Also right after the author states?

>"To put the theory at work, I patched the python interpreter again, making it use malloc() instead of mmap() for its arenas."

If I understand correctly the author is trying to remove the possibility of entanglement but doesn't the malloc() glibc library routine translate into an mmap() system call? I am not sure how that would help disambiguate memory allocators then.

jwilk on March 12, 2017 | | [–]

https://www.mercurial-scm.org/wiki/Manifest

eternalban on March 12, 2017 | | | [–]

> "Import manifest" phase ... in the context of memory allocation [+].

+of git operations.

bogomipz on March 12, 2017 | | | [–]

Sorry, I don't understand your reply. Could you elaborate?

eternalban on March 12, 2017 | | | [–]

A manifest is an element of a Git repository. Importing a manifest is a git operation. So OP is looking at memory patterns per distinct git ops.

bogomipz on March 12, 2017 | | | [–]

I see, that makes perfect sense. I'm not sure how I missed that, thanks.

quickben on March 12, 2017 | | [–]

>"I hadn’t optimized for memory use in the first place."

It is git, it is made to grow and get into billions of string comparisons. Anyways...

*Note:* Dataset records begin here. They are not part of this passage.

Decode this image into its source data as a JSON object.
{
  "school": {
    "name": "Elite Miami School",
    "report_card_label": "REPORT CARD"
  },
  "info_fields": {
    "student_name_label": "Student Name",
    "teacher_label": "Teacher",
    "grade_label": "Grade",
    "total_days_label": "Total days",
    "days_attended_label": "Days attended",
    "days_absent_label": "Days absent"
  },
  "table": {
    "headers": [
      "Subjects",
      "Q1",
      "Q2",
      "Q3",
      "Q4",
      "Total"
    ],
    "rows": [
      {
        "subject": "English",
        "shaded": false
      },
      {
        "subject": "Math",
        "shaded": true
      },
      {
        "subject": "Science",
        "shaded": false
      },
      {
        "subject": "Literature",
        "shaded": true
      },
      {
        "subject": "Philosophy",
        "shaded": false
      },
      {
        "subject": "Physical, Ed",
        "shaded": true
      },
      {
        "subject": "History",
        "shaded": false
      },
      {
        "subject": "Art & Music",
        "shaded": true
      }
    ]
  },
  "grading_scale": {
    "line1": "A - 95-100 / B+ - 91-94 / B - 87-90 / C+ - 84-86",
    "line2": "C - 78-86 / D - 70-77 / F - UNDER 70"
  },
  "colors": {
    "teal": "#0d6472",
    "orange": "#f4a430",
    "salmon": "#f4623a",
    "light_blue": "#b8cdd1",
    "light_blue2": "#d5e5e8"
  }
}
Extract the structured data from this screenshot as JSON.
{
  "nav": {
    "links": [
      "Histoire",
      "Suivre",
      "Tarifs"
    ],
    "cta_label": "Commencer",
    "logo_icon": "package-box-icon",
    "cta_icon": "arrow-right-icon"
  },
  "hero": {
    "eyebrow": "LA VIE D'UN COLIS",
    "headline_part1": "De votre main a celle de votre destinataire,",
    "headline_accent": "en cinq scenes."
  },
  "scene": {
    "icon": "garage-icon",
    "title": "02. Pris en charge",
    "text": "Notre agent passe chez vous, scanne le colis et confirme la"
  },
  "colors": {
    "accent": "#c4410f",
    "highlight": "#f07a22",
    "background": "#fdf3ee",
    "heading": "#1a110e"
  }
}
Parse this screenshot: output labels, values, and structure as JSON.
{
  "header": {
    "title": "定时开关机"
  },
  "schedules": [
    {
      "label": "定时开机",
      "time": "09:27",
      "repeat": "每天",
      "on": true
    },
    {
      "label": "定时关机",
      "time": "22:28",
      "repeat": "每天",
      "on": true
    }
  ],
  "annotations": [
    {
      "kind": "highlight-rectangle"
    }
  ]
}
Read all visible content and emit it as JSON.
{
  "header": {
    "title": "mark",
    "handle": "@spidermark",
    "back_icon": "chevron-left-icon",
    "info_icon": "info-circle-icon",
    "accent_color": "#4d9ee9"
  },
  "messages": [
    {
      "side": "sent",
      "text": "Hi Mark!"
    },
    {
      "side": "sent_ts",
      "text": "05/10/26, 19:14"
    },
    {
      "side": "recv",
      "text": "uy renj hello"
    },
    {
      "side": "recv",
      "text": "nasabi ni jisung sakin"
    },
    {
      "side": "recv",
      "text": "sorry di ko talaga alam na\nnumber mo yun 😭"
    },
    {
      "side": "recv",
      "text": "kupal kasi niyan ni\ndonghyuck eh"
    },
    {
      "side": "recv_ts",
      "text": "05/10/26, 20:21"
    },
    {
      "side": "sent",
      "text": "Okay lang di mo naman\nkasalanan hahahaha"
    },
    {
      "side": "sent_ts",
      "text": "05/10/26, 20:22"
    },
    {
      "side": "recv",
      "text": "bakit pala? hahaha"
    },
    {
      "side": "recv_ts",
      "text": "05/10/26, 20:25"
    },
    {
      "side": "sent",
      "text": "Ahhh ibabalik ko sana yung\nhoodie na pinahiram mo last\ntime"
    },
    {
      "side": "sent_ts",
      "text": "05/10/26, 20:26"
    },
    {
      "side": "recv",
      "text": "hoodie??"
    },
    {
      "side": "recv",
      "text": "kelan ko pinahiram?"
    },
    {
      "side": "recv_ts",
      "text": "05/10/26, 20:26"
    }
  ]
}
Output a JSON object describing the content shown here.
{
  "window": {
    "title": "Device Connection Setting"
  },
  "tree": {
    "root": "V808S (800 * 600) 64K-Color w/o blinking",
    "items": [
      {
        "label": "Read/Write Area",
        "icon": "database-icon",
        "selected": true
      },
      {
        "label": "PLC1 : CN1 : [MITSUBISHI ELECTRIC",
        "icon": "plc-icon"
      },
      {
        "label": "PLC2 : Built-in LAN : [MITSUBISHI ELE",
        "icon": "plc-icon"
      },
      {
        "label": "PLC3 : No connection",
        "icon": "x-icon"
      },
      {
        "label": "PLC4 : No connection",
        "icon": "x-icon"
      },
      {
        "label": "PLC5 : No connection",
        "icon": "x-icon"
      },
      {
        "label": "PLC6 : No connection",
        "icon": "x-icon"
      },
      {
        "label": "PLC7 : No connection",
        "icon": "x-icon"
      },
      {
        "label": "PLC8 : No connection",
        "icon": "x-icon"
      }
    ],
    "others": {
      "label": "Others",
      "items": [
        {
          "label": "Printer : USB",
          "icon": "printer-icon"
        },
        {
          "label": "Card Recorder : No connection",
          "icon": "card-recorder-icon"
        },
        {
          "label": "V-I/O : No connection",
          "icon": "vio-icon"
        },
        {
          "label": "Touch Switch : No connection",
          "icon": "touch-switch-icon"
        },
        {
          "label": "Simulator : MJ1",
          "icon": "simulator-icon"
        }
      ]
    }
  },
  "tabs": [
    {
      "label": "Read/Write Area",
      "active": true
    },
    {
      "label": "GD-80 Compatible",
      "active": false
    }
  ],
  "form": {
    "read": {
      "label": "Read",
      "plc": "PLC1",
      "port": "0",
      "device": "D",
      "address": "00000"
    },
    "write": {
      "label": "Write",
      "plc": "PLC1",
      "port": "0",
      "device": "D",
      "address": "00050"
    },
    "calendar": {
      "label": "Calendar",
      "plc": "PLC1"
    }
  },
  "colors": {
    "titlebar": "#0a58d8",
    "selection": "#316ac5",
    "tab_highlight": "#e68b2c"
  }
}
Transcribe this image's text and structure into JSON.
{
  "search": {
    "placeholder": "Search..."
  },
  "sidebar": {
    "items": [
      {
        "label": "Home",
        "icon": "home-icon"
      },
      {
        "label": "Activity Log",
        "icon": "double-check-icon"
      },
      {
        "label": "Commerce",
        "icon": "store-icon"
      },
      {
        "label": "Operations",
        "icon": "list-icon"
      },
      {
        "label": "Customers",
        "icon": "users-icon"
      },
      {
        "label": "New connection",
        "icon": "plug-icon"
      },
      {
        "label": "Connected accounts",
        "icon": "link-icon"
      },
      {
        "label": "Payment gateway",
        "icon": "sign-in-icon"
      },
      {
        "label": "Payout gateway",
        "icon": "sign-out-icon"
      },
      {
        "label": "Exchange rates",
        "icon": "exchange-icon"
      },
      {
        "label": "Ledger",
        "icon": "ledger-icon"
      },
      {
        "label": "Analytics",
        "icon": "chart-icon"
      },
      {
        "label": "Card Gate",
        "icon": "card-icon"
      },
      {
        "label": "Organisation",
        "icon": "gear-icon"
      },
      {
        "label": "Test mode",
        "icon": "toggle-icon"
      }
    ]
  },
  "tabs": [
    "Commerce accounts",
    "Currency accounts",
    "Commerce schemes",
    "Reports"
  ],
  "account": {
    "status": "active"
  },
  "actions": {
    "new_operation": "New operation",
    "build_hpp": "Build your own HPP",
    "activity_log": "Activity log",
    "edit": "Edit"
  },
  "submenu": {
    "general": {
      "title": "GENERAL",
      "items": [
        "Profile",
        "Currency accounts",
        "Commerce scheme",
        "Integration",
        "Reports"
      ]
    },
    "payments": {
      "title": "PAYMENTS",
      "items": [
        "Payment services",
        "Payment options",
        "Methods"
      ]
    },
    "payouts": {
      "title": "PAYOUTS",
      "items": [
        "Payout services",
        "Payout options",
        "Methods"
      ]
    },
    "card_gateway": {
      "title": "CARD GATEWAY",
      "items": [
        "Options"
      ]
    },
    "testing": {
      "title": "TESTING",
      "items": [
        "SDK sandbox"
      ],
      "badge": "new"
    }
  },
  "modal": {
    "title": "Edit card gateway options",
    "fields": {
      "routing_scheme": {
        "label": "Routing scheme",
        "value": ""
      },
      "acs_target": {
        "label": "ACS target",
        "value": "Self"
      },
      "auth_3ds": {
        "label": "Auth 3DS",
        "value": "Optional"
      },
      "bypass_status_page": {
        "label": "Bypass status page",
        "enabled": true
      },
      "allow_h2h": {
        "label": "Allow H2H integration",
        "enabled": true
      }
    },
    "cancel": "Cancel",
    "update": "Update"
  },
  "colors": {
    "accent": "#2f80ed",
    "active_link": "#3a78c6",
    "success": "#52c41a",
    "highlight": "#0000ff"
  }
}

C/c++ would have probably been a better language for his problem.

Simply prealocate as much as needed as a working buffer and eliminate the need to profile libc and patch your interpreter altogether.

glandium on March 12, 2017 | | [–]

Author here. FWIW, git-cinnabar is written in python because it uses the mercurial code to talk to mercurial servers, and the mercurial code is in python.

Well, that was true when it was first released, but recent versions have gained "native" support to talk to mercurial servers (where a helper program written in C does the talking[1]), although the mercurial code is still used to read bundle2[2] data that comes from the mercurial server, even in that case (that is, only bundle1 is supported without using mercurial code).

I'm moving more and more things to the helper with the ultimate goal of not having any python code left.

1. https://glandium.org/blog/?p=3648 2. https://www.mercurial-scm.org/wiki/BundleFormat2

Kenji on March 12, 2017 | | | [–]

I concur. If the memory allocator causes problems and you use a language with managed memory/a garbage collector, you're doing something wrong.

Filligree on March 12, 2017 | | | [–]

An aggressive, copying garbage collector would have eliminated this problem from the start. People often argue that GCs have unavoidable overhead, but it's bounded overhead; they defragment your program with every GC cycle.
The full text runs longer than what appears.